Per alcune tipologia di attività la normativa l’introduzione dell’autocertificazione per la sicurezza sul lavoro. In particolare sono due i casi in cui è possibile: redazione del DVR e idonieità tecniche.

Per la redazione del DVR l’art. 29 del DLgs 81/08 afferma che i datori di lavoro che occupano al massimo 10 dipendenti possono consegnare un’autocertificazione del DVR, che dovrà comunque rispettare tutte le procedure contenute nell’art. 6 comma 8 lettera f) del decreto:
Elaborare, entro e non oltre il 31 dicembre 2010, le procedure standardizzate di effettuazione della valutazione dei rischi di cui all’articolo 29, comma 5, tenendo conto dei profili di rischio e degli indici infortunistici di settore. Tali procedure vengono recepite con decreto dei Ministeri del lavoro e della previdenza sociale, della salute e dell’interno acquisito il parere della Conferenza permanente per i rapporti tra lo Stato, le regioni e province autonome di Trento e di Bolzano.
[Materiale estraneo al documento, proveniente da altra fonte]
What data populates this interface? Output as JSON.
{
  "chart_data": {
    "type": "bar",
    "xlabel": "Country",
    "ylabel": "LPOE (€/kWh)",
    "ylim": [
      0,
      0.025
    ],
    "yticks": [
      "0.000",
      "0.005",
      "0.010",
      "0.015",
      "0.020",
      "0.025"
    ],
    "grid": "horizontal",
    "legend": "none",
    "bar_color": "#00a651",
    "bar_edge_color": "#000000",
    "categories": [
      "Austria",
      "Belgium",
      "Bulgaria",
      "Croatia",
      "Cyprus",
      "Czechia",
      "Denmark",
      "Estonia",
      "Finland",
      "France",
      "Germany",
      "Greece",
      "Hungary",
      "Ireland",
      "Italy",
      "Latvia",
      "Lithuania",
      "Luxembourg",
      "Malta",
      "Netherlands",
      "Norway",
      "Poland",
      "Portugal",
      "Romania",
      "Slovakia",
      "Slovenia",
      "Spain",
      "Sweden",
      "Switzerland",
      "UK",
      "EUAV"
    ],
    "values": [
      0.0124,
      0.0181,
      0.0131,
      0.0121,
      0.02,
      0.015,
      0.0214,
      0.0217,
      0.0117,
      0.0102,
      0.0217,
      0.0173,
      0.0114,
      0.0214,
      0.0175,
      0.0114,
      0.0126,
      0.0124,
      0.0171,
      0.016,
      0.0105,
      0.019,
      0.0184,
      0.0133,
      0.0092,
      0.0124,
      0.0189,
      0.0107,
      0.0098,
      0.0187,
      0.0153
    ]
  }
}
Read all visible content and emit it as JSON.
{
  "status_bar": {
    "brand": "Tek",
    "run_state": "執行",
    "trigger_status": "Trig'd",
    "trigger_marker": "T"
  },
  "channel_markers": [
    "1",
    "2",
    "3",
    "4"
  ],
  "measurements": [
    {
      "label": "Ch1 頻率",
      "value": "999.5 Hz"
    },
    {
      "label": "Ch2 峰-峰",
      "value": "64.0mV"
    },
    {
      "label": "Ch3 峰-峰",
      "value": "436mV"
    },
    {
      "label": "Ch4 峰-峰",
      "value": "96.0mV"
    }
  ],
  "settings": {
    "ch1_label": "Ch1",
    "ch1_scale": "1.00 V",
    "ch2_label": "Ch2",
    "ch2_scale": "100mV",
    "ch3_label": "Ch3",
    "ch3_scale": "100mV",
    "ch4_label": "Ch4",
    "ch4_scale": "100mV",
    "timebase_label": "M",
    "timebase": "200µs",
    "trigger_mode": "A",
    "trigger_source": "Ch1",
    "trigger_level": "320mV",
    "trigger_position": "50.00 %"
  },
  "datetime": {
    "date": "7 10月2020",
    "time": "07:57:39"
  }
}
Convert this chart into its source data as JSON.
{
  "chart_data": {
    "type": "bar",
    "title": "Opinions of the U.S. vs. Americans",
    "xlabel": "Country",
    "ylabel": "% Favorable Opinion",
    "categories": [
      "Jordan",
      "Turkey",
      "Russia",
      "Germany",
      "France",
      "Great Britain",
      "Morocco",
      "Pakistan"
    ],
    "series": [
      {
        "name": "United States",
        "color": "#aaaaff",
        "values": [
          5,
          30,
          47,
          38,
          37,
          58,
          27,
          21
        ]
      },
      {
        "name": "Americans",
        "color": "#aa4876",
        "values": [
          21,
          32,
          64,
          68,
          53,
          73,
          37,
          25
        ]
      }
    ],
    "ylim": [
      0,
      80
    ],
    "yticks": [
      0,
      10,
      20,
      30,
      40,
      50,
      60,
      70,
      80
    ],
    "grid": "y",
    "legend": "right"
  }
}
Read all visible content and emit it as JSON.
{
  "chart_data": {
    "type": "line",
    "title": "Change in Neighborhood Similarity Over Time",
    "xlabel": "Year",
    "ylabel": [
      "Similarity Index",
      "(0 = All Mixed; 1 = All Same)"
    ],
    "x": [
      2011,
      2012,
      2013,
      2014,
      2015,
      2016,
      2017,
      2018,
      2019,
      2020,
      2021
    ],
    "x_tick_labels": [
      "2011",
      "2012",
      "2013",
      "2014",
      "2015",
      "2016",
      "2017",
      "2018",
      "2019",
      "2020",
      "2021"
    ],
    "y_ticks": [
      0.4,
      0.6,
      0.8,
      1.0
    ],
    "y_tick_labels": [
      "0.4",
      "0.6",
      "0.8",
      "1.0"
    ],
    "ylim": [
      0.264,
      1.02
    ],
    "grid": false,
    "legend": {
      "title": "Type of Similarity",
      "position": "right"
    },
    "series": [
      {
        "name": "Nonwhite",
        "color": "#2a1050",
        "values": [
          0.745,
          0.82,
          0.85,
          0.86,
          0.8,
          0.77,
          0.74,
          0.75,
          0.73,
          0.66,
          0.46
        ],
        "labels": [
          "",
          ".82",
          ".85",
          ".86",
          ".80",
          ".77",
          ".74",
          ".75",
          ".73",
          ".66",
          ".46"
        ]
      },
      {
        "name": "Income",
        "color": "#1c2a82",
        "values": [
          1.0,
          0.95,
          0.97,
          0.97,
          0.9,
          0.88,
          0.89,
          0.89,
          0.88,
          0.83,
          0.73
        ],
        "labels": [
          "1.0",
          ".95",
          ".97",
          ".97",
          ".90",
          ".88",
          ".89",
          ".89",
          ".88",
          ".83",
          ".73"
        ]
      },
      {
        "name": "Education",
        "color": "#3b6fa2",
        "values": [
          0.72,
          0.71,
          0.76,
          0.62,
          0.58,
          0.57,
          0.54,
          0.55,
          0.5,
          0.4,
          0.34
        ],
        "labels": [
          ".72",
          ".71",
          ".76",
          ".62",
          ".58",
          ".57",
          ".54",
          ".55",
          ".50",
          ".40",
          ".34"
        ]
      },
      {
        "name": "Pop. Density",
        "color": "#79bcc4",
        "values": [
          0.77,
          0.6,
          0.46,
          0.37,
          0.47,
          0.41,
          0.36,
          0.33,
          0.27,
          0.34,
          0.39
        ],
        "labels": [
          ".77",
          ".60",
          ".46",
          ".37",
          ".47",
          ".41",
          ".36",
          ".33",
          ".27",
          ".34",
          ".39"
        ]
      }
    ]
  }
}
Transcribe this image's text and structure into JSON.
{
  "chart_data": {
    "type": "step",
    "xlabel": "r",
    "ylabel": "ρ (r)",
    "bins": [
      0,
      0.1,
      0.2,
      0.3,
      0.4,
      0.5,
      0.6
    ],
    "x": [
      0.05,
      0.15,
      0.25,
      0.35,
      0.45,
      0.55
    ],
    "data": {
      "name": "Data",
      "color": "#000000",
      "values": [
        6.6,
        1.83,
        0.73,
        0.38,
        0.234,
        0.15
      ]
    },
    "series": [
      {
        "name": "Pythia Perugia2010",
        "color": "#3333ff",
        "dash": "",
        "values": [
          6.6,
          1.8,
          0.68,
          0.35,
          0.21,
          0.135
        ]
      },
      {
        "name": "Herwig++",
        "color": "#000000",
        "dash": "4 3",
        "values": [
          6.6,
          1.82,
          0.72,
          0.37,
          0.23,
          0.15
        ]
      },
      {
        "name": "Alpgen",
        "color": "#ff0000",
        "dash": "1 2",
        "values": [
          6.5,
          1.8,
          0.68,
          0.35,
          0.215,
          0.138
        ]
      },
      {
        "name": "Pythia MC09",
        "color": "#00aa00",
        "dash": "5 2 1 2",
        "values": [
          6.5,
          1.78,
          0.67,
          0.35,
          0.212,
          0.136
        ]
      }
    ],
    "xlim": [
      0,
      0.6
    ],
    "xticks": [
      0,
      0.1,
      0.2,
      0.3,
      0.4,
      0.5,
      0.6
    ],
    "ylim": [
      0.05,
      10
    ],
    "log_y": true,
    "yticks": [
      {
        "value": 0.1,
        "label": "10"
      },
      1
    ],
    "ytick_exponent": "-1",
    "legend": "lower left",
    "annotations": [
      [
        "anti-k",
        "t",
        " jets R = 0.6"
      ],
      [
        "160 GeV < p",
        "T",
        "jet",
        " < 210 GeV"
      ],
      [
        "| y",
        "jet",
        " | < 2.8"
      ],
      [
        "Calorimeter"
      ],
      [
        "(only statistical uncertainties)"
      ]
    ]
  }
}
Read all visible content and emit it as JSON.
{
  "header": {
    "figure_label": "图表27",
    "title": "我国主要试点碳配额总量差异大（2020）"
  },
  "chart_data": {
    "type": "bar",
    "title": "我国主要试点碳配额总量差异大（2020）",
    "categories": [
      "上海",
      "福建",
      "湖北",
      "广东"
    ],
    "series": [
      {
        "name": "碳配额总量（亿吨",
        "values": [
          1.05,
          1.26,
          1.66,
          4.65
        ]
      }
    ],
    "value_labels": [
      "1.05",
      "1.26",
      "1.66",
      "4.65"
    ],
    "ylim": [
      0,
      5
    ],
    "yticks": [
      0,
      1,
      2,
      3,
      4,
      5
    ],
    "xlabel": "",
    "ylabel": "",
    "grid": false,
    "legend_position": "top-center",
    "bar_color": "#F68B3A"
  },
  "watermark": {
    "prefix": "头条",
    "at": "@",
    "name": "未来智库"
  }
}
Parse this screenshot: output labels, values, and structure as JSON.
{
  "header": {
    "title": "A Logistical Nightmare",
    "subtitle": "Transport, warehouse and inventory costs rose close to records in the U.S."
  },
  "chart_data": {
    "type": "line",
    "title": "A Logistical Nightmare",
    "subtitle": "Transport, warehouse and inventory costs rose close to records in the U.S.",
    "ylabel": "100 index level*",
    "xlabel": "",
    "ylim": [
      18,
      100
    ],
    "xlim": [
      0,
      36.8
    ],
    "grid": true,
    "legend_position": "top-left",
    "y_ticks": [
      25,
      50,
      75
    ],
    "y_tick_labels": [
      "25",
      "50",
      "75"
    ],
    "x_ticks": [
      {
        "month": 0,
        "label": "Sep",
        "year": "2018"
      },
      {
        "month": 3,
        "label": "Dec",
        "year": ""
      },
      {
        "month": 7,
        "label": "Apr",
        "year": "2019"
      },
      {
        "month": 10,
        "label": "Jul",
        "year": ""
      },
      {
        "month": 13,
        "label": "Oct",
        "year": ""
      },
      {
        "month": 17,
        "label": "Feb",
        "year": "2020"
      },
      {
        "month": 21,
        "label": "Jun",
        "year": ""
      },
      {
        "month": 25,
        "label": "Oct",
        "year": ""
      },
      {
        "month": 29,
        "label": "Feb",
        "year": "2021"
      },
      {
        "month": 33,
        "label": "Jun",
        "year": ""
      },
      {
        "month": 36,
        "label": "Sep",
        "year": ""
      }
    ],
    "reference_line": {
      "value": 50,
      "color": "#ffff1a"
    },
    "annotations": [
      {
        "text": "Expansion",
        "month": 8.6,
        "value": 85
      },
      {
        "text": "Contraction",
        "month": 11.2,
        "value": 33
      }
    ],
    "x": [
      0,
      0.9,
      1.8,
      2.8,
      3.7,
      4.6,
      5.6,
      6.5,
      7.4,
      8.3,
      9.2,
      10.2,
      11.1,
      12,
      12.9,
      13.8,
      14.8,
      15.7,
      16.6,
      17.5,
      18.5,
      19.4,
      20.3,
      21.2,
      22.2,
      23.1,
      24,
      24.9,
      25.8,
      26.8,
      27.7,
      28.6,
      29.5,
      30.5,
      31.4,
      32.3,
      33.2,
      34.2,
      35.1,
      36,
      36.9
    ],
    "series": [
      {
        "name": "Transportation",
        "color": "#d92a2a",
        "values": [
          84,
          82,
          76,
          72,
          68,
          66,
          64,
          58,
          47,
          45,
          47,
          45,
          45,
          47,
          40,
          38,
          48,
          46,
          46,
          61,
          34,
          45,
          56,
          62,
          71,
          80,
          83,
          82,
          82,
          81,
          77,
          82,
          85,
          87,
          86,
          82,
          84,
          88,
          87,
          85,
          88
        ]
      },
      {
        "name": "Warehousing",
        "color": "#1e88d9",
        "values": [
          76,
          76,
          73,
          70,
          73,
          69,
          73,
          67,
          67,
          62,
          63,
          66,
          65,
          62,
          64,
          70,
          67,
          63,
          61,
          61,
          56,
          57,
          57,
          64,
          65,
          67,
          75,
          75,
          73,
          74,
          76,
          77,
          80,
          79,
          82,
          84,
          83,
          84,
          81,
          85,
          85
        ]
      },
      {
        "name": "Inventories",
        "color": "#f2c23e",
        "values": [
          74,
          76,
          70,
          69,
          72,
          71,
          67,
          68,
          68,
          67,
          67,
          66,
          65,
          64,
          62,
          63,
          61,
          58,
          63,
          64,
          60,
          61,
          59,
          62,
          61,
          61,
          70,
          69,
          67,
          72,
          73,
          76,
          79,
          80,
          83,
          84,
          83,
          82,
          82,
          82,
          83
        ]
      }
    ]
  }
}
Tutto ciò significa che ogni azienda dovrà compilare il DVR, se ha meno di 10 dipendenti potrà farlo tramite autocertificazione. In entrambi i casi andrà eseguita a monte un’attenta valutazione dei rischi, che andranno poi indicati nel DVR.

Per le idoneità tecniche l’art. 26 comma 1 del Dlgs 81/08 prevede che, in caso di assunzione di una ditta appaltatrice o di lavoratori autonomi, il datore di lavoro sia tenuto a verificarne l’idoneità tecnico-professionale. Tale verifica viene effettuata acquisendo il certificato di iscrizione alla camera di commercio e l’autocertificazione che ogni ditta appaltatrice o lavoratore autonomo deve possedere. Tale dichiarazione di idoneità tecnica può essere effettuata tramite un apposito modulo di autocertificazione ai sensi degli artt. 46 e 47 D.P.R. 445/2000.